Tigers lose one late once again
By Justin Feil, Assistant Sports Editor
Jordan Culbreath and the Princeton University football team were left with another empty feeling.
They did just about all they could, but still didn’t beat Harvard, which celebrated a 24-20 comeback win at Powers Field at Princeton Stadium on Saturday.
”It’s not a good feeling,” said Culbreath, though he rushed for a career-high 154 yards and both of Princeton’s touchdowns. “The last how ever many games, we’ve had the lead at the halftime, and for some reason, I couldn’t tell you what it is, we come out and we blow it. I feel like I’m saying the same thing after every game. We can’t finish the games. That’s a problem we’re going to have to address — closing that door.
”We have to be able to score more often in the second half. We were driving the ball down the field pretty easily in the first half. I don’t know what it is second half. We’ve always had this problem that we’ve got to fix it.”
Princeton, which has been outscored in the second half of every game this season and lost every game in which it has scored first, continued both disconcerting streaks on Saturday despite having momentum and a statistical edge for most of the game. Harvard scored the winning touchdown with 3:34 left in the game, only minutes after Princeton had driven from its own 2-yard line but dropped a pass in the end zone and had to settle for a second Ben Bologna field goal.
A big sack sent the Tigers backwards on their next possession and they never made a stop to get the ball back. The Crimson then ran out the clock with their second fourth-down conversion of the game. Their other one came on their game-winning drive.
”You take a 99-yard drive to the end zone, and drop a pass in the end zone, that’s the game,” said Princeton head coach Roger Hughes after his team slipped to 2-4 overall, 1-2 in the Ivy League. “Clearly, while there are a lot of good things that happened on the field and I’m proud of our kids in many respects, I told them that good teams make good plays to win games and we have to do that.”
The Tigers made the plays to jump out to a 14-3 lead in the first quarter. But the Crimson cut it to 14-10 in second quarter and the Tigers missed a chance to re-up their lead when Brian Anderson’s final pass before halftime was off the fingertips of Will Thanheiser and intercepted by Harvard in the end zone.
”It didn’t change anything, but we went from having a sure three points to coming out with nothing,” Hughes said. “While it was disappointing, I guess we took out of it that we can move the ball on these guys. We had it in great position. We have to execute to win the game. We had the matchup we wanted. We had our best receiver and the pass didn’t work out.”

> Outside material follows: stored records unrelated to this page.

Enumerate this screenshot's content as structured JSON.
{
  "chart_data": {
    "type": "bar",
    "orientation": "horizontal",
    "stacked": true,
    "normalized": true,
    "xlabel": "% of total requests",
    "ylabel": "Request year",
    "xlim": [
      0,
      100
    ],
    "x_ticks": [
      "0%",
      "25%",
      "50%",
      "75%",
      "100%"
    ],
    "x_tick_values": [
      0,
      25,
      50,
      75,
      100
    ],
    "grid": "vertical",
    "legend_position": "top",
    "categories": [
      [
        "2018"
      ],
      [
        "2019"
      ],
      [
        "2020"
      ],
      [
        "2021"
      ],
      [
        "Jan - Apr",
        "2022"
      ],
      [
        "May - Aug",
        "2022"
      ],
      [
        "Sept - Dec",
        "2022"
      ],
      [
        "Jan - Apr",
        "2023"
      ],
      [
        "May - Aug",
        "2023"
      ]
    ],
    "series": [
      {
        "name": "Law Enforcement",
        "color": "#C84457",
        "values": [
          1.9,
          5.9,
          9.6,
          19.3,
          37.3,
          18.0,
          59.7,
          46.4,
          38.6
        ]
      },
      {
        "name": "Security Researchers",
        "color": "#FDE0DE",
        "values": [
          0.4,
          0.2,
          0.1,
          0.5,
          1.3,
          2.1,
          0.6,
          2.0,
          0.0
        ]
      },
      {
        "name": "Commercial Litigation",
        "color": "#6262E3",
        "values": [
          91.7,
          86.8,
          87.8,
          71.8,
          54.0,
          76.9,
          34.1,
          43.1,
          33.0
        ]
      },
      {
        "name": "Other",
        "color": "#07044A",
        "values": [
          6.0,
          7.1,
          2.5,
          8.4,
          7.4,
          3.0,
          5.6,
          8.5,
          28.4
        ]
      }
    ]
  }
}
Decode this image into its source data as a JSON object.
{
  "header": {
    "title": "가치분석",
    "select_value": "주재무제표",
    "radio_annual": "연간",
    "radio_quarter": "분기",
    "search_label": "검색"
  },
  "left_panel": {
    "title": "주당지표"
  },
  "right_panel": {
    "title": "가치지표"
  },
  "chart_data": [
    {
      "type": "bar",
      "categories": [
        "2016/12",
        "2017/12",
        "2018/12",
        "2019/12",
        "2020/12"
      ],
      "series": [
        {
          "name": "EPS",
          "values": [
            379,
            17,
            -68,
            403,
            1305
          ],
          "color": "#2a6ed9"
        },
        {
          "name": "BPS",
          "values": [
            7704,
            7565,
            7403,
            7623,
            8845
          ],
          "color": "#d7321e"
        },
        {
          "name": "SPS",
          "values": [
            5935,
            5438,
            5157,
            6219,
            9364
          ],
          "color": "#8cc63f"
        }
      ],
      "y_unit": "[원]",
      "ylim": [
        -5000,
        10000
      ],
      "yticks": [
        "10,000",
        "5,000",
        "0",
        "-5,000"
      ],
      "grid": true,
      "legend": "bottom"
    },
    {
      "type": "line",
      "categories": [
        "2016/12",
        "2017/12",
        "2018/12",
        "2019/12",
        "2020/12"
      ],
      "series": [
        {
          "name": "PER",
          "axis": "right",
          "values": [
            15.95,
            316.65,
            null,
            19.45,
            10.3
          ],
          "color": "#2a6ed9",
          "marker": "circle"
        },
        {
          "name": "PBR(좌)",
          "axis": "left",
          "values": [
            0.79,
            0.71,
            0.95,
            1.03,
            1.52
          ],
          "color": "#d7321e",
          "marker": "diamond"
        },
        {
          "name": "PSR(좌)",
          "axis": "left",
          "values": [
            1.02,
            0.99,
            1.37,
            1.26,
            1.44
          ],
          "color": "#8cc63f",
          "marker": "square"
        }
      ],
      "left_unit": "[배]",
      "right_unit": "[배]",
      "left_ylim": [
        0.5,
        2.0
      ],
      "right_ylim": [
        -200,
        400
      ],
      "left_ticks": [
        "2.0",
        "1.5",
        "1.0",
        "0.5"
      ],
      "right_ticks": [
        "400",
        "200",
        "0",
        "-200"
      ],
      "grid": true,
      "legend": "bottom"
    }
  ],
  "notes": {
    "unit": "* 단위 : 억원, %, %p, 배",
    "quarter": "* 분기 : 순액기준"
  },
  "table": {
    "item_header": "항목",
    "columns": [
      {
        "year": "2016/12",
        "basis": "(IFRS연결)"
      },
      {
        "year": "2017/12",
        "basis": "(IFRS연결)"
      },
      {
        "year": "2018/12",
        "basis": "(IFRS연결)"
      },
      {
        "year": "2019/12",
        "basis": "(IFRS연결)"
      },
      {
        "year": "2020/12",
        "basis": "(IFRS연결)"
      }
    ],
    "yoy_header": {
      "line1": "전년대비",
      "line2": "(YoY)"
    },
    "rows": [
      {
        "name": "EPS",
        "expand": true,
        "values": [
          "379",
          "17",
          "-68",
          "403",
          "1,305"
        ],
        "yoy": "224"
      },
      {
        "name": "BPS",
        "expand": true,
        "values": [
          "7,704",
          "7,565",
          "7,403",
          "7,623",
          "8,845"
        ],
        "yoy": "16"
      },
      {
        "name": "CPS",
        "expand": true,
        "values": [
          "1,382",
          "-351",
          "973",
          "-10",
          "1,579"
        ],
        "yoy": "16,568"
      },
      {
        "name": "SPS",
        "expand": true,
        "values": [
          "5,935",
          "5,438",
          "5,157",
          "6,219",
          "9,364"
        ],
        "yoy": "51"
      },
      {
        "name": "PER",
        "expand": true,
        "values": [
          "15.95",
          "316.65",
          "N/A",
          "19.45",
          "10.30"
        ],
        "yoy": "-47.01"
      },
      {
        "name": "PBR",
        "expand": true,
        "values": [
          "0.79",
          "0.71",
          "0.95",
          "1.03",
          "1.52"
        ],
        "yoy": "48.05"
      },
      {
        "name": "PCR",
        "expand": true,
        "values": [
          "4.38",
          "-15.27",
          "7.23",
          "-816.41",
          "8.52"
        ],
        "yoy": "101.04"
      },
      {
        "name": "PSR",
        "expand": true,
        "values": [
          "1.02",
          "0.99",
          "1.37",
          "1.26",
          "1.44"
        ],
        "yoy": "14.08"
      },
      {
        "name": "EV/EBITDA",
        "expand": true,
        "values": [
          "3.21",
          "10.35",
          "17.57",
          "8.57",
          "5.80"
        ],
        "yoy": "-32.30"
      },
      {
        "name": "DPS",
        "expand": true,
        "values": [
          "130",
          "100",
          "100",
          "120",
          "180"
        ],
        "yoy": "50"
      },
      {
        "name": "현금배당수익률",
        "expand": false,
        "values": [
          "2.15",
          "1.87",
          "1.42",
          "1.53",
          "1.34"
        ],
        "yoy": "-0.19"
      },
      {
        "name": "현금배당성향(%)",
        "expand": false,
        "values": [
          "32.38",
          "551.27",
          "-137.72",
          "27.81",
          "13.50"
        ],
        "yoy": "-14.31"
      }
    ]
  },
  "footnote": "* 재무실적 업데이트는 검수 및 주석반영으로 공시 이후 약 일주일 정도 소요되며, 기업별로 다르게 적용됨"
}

Culbreath ended the first half with 118 yards rushing. He scored on runs of 1 and 10 yards. He didn’t score in the second half, but still proved effective in running the ball.
”He was a warrior,” Hughes said. “I can think of only one run of all the runs he had where he maybe missed a read a little bit and still ended up making five or six on the run. Again, I think it’s a credit to our offensive line. I thought we did a good job of handling them up front. I think Matt Zimmerman had a very good day blocking. We had a few wrinkles in that tried to slow down the aggressiveness of their linebackers. I think it was effective.”
The Tigers’ rotation of Anderson, their regular starting quarterback who was knocked out of last week’s game against Brown with a shoulder injury, and Dan Kopolovich worked well. Hughes stuck with rotating the two — Anderson to pass more, Kopolovich for the option run more often — until midway through the third quarter when he went with Anderson for the remainder of the game.
”I thought it was pretty effective,” Hughes said. “Regardless of who was in there, they have confidence in either kid. In the second half, I just got the feeling that Brian caught fire a little bit. It wasn’t that Dan did anything wrong, it was just that Brian got a little hot hand and we decided to stick with it.”
Anderson finished 12-for-24 for 147 yards. Thanheiser led Princeton receivers with eight catches for 114 yards, the third time he has gone over 100 yards this year. The Tigers held the Ivy’s leading passer, Chris Pizzotti, under his 300-yard average, but Pizzotti still passed for one score and ran 33 yards for another. The Crimson got three touchdowns and a field goal; the Tigers had to kick two field goals after their two touchdowns.
”We’re obviously disappointed,” said Hughes, whose team plays at Cornell on Saturday. “I thought we played an outstanding game except when we got inside the red zone on offense. We had a number of opportunities to put this game away. We didn’t do it. And when we needed to make a big stop at the end of the game to preserve the lead or get the ball back, we weren’t able to do that. That’s basically what the game came down to.”